Local educational agencies can wait to see the implications of a recent court ruling that apprentice teachers in credential programs are not “highly qualified” under terms of the No Child Left Behind Act.

An appeals court struck down federal regulations Sept. 27 that permitted LEAs to count interns who are earning credentials while teaching in the classroom as highly qualified. The 2-1 decision by a panel of the 9th Circuit Court of Appeals in San Francisco came in response to a 2007 lawsuit filed against the U.S. Department of Education by community activists. Department officials have not yet said whether they intend to appeal the decision.

Plaintiffs’ attorneys told reporters they believe the most recent decision, which reversed an earlier ruling by the same judges, means that LEAs must notify parents if their children’s teachers are no longer highly qualified. But representatives from the California Department of Education’s Title II office, which monitors compliance with NCLB rules regarding qualified teachers, said federal education officials have advised them to tell inquiring districts they do not need to do anything at the moment in response to the ruling.

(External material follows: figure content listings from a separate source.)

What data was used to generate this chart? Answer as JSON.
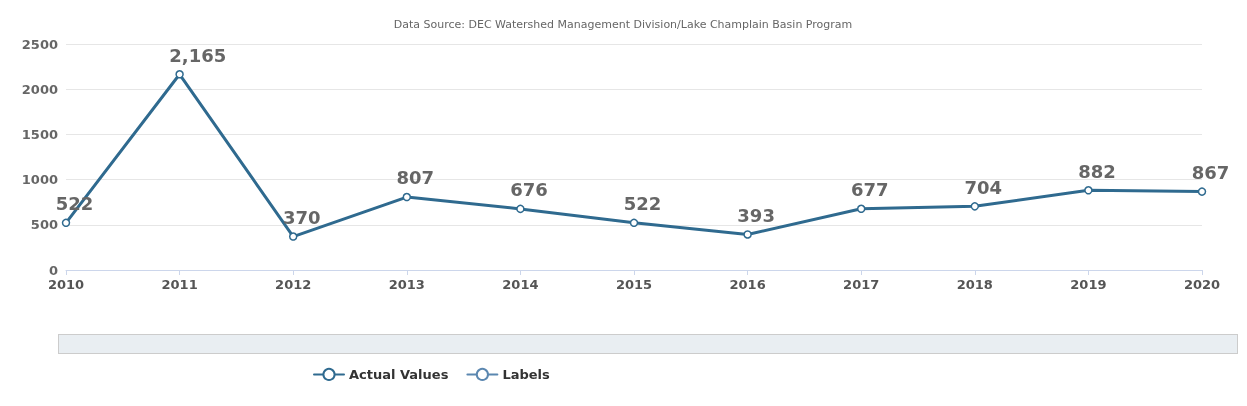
{
  "chart_data": {
    "type": "line",
    "title": "Data Source: DEC Watershed Management Division/Lake Champlain Basin Program",
    "categories": [
      "2010",
      "2011",
      "2012",
      "2013",
      "2014",
      "2015",
      "2016",
      "2017",
      "2018",
      "2019",
      "2020"
    ],
    "series": [
      {
        "name": "Actual Values",
        "color": "#2f6a8f",
        "values": [
          522,
          2165,
          370,
          807,
          676,
          522,
          393,
          677,
          704,
          882,
          867
        ],
        "value_labels": [
          "522",
          "2,165",
          "370",
          "807",
          "676",
          "522",
          "393",
          "677",
          "704",
          "882",
          "867"
        ]
      },
      {
        "name": "Labels",
        "color": "#5b87b0",
        "values": [
          null,
          null,
          null,
          null,
          null,
          null,
          null,
          null,
          null,
          null,
          null
        ]
      }
    ],
    "ylim": [
      0,
      2500
    ],
    "yticks": [
      0,
      500,
      1000,
      1500,
      2000,
      2500
    ],
    "grid": "y",
    "legend": "bottom",
    "marker": "circle",
    "line_style": "solid"
  }
}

CSBA Senior Policy Consultant Stephanie Medrano Farland said the CDE is “aggressively” monitoring the employment and distribution of teachers who do not yet have full credentials.

“Districts need to be aware of this and review hiring and recruitment policies carefully to ensure that they employ the most qualified teachers available,” Farland said. “But I agree that districts do not have to take any immediate action at this time.”

Estimates of the number of interns teaching in California K-12 classrooms vary. CDE data put the number at just under 5,000 for the 2008-09 school year, or 1.6 percent of the approximately 306,000 teachers employed by public schools in the state then. The Center for the Future of Teaching and Learning estimated that there were about 6,000 interns working in California schools at the time. CFTL representatives said they are not sure what impact the recent budget crisis and resulting teacher layoffs have had on the number of interns.

NCLB, the current iteration of the federal Elementary and Secondary Education Act, requires that LEAs show that 100 percent of the public school teachers teaching core academic subjects are highly qualified. Currently, the rules extend the highly qualified status to teachers in conventional credential programs as well as those in apprenticeships like Teach for America, an alternative training program that aims to put good teachers in low-achieving schools.